Enable IPv4 address conflict detection by default in NetworkManager

IPv4 address conflict detection is now enabled by default in NetworkManager. In other words, RFC 5527 is now enabled by default with an interval of 200 ms.

Assign individual, stable MAC addresses for Wi-Fi connections

Fedora 40 adopts stable-ssid as the default mode for assigning individual, stable MAC addresses to Wi-Fi connections in NetworkManager, enhancing user privacy without compromising network stability.

The change adds a new file, /usr/lib/NetworkManager/conf.d/22-wifi-mac-addr.conf, which sets wifi.cloned-mac-address=stable-ssid as the default mode for MAC address selection in Wi-Fi connections within NetworkManager. The stable-ssid mode generates a different MAC address based on each SSID it uses to connect to a network, which is designed to enhance user privacy by making it more difficult for users to be tracked across networks by their hardware MAC address.

This new default value overrides the NetworkManager default of preserve and is applied to all existing and new Wi-Fi profiles in Fedora 40 and later that do not override the default, such as by cloning a specific MAC address in the NetworkManager GUI or independently setting wifi.cloned-mac-address.

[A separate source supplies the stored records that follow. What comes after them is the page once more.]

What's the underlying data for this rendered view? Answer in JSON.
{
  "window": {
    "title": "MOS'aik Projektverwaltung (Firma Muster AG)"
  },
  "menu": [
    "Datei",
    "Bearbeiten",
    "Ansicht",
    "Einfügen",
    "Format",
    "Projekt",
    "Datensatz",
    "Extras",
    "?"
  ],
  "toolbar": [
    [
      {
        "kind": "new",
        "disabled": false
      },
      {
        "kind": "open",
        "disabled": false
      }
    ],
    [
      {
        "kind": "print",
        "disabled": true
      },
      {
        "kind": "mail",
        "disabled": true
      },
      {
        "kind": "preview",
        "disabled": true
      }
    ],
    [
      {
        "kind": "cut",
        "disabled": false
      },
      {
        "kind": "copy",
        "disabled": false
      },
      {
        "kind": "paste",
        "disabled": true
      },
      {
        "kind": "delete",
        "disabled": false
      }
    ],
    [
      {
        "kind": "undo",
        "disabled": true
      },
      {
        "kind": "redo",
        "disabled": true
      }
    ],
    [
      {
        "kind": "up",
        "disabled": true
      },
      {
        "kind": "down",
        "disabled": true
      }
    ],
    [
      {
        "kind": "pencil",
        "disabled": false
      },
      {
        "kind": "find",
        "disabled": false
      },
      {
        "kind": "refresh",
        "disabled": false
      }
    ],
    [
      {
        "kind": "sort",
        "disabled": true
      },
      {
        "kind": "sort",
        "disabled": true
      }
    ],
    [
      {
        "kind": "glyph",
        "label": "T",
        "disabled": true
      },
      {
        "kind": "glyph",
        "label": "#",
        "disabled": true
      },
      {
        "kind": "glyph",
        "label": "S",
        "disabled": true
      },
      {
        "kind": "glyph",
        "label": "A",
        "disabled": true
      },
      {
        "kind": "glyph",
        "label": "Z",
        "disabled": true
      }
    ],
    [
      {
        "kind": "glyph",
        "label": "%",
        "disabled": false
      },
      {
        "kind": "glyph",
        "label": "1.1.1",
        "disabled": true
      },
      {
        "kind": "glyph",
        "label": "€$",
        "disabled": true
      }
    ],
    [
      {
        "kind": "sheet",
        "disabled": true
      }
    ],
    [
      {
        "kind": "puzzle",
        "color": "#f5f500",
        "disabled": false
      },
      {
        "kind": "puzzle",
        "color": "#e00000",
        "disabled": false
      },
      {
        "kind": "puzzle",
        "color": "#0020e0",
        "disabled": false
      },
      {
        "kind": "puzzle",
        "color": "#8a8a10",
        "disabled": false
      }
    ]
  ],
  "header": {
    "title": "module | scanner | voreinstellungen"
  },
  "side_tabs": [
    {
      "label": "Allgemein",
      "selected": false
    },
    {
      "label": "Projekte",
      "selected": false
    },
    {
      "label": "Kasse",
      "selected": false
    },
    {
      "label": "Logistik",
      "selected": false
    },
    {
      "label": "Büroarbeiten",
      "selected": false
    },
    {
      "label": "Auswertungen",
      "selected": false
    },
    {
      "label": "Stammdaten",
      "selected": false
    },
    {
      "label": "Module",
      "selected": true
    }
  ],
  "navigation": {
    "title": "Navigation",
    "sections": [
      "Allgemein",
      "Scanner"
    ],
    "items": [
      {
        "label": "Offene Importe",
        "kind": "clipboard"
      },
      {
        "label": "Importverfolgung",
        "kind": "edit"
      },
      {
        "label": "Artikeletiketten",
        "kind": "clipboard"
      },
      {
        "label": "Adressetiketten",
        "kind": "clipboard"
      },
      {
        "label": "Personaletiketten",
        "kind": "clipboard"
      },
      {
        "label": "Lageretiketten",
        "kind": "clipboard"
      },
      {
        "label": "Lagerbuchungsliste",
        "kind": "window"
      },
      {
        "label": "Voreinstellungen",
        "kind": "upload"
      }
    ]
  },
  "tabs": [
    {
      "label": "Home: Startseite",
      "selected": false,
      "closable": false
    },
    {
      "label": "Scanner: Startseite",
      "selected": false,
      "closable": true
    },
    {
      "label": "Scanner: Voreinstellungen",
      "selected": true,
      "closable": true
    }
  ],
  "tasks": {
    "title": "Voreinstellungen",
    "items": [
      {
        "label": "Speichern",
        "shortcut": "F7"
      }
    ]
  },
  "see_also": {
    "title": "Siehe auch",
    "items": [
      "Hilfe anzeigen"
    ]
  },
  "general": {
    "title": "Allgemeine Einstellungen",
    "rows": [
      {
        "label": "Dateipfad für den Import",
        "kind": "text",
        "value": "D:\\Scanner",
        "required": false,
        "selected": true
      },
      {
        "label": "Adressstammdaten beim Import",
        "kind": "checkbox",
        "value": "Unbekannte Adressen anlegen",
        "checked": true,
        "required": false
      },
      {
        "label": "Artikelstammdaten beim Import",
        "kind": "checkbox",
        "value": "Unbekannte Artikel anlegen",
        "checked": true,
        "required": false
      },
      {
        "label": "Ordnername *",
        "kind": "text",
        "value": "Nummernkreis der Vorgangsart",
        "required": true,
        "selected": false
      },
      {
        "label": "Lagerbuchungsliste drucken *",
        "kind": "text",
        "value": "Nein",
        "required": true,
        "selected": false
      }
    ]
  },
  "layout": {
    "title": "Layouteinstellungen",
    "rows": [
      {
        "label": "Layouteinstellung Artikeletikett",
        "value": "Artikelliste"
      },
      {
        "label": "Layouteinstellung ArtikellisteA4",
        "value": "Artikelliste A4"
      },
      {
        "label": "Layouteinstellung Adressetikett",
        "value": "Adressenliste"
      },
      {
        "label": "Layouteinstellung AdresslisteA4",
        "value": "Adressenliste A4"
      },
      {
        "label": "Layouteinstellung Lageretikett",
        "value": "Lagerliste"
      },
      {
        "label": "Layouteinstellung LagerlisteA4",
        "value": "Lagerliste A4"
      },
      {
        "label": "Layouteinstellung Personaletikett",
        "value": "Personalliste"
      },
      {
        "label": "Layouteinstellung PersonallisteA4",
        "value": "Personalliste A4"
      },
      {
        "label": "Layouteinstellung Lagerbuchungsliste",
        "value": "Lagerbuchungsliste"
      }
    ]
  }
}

With the adoption of stable-ssid as the default in Fedora 40, upgrading to Fedora 40 will apply this new MAC address generation by default, including on existing Wi-Fi profiles. This can result in potentially breaking changes to Wi-Fi connection behavior, particularly for users of networks with features or restrictions that rely on the device’s prior default MAC address.

Users who must maintain consistent MAC addresses for specific networks can address this by manually setting wifi.cloned-mac-address to permanent for specific profiles:

nmcli connection modify [$PROFILE] wifi.cloned-mac-address permanent

Replace [$PROFILE] with the NetworkManager profile name, which is typically the SSID. To list profiles by name, run nmcli connection.

To revert to previous behavior, override the new default by following one of these steps:

  • Create a custom configuration file in /etc/NetworkManager/conf.d/22-wifi-mac-addr.conf, which can be empty or contain specific configurations. This prevents Fedora from loading its default file in /usr/lib.

  • Create a higher priority .conf file, such as /etc/NetworkManager/conf.d/90-wifi-mac-addr.conf, which sets wifi.cloned-mac-address:

    [connection-90-wifi-mac-addr-conf]
    wifi.cloned-mac-address=permanent

For details on the order in which configuration files are loaded and their priority, refer to man NetworkManager.conf. For other available wifi.cloned-mac-address options, see the [NetworkManager documentation](https://networkmanager.dev/docs/api/1.46/settings-802-11-wireless.html).

PostgreSQL 16

Fedora 40 provides version 16 of PostgreSQL. For more information, see the upstream release notes.

SPDX Migration

RPM packages use SPDX identifiers for licenses as a standard. 63 % of the packages and almost all packeges from ELN set have been migrated to SPDX identifiers. The remaining packages are estimated to be migrated to SPDX in Fedora 41.